Often obtained from the surrounding mountains during leisurely hikes and having had minimal labor applied to their retrieval and processing, Quartzsite’s rocks circumvent any notion of labor or scarcity in economy. Nor are these rocks useful. At Quartzsite, the markets teach us of a new nomadic way of life beyond any idea of affluence or material desire. Instead, the products sold at Quartzsite’s markets are bought and sold to facilitate social relationships, not because they are needed or desired.

This is strong and basic language, an inviting way to bring a reader into the challenge of nomadic possibility and the omnipresence of exchange value. To end the essay, and to ground it in the academic soil, the authors follow with

Karl Marx wrote that the social character of a producer’s labor is only expressed through the exchange of commodities. But if there is no labor to speak of involved in bringing these valueless rocks to sale, exchanging them is a way for Quartzsite’s winter visitors to remind each other that they have escaped the capitalist system into a world in which they are nothing, making nothing, and do not need to labor.

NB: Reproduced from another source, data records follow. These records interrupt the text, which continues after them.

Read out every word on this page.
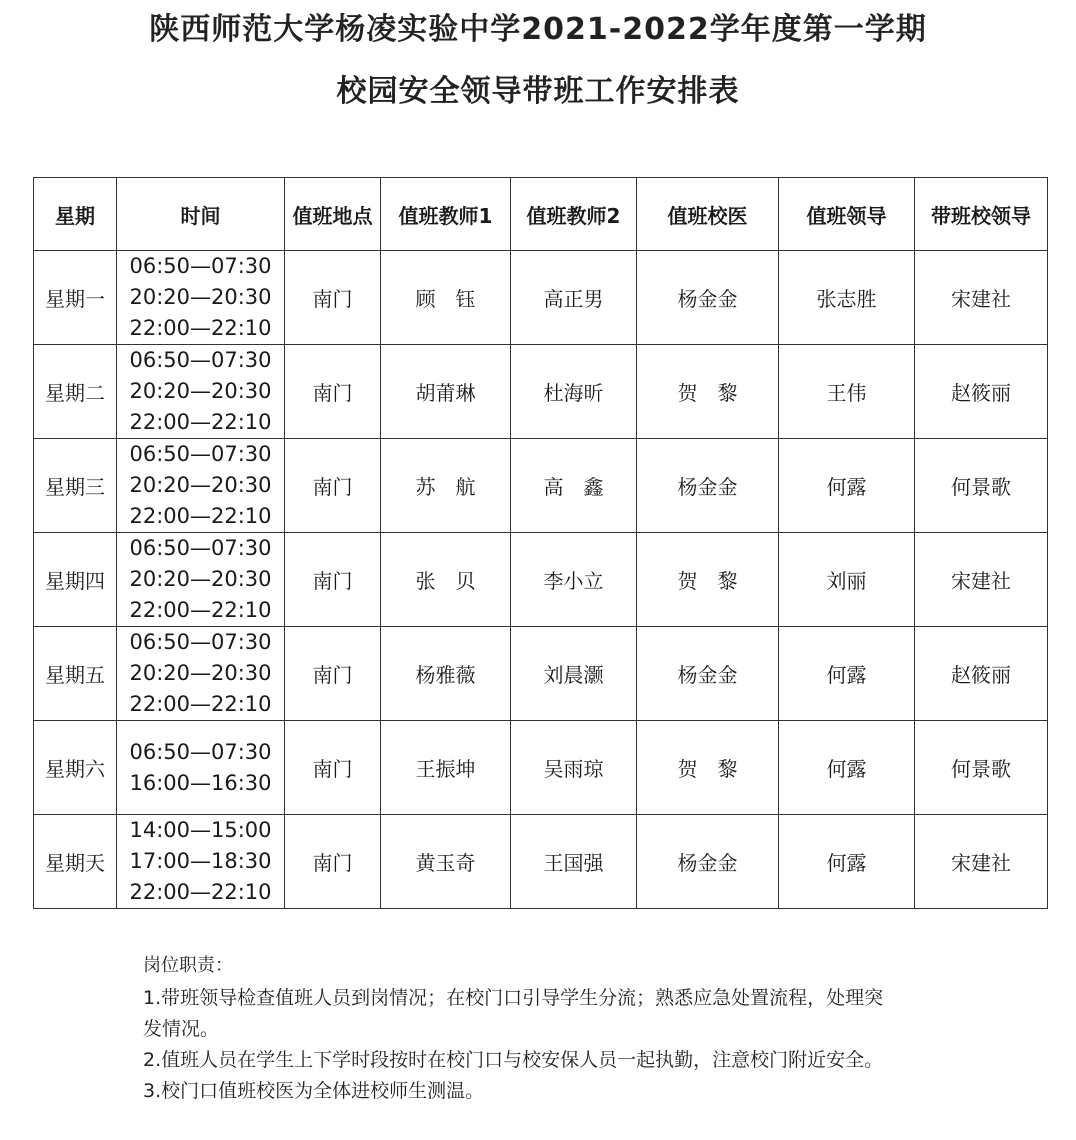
陕西师范大学杨凌实验中学2021-2022学年度第一学期
校园安全领导带班工作安排表
星期	时间	值班地点	值班教师1	值班教师2	值班校医	值班领导	带班校领导
星期一	06:50—07:30
20:20—20:30
22:00—22:10	南门	顾　钰	高正男	杨金金	张志胜	宋建社
星期二	06:50—07:30
20:20—20:30
22:00—22:10	南门	胡莆琳	杜海昕	贺　黎	王伟	赵筱丽
星期三	06:50—07:30
20:20—20:30
22:00—22:10	南门	苏　航	高　鑫	杨金金	何露	何景歌
星期四	06:50—07:30
20:20—20:30
22:00—22:10	南门	张　贝	李小立	贺　黎	刘丽	宋建社
星期五	06:50—07:30
20:20—20:30
22:00—22:10	南门	杨雅薇	刘晨灏	杨金金	何露	赵筱丽
星期六	06:50—07:30
16:00—16:30	南门	王振坤	吴雨琼	贺　黎	何露	何景歌
星期天	14:00—15:00
17:00—18:30
22:00—22:10	南门	黄玉奇	王国强	杨金金	何露	宋建社
岗位职责：
1.带班领导检查值班人员到岗情况；在校门口引导学生分流；熟悉应急处置流程，处理突
发情况。
2.值班人员在学生上下学时段按时在校门口与校安保人员一起执勤，注意校门附近安全。
3.校门口值班校医为全体进校师生测温。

This, of course, would be too pat a parallel for Cabinet, and it would ignore the vibrant links the journal has established with so many artistic communities. But it speaks to the strength of the magazine’s work, and Quartzsite hints at Cabinet’s ability to exist in a valley between mountains, quietly redefining value, beyond the law.


Sasha Frere-Jones is a staff writer at the New Yorker.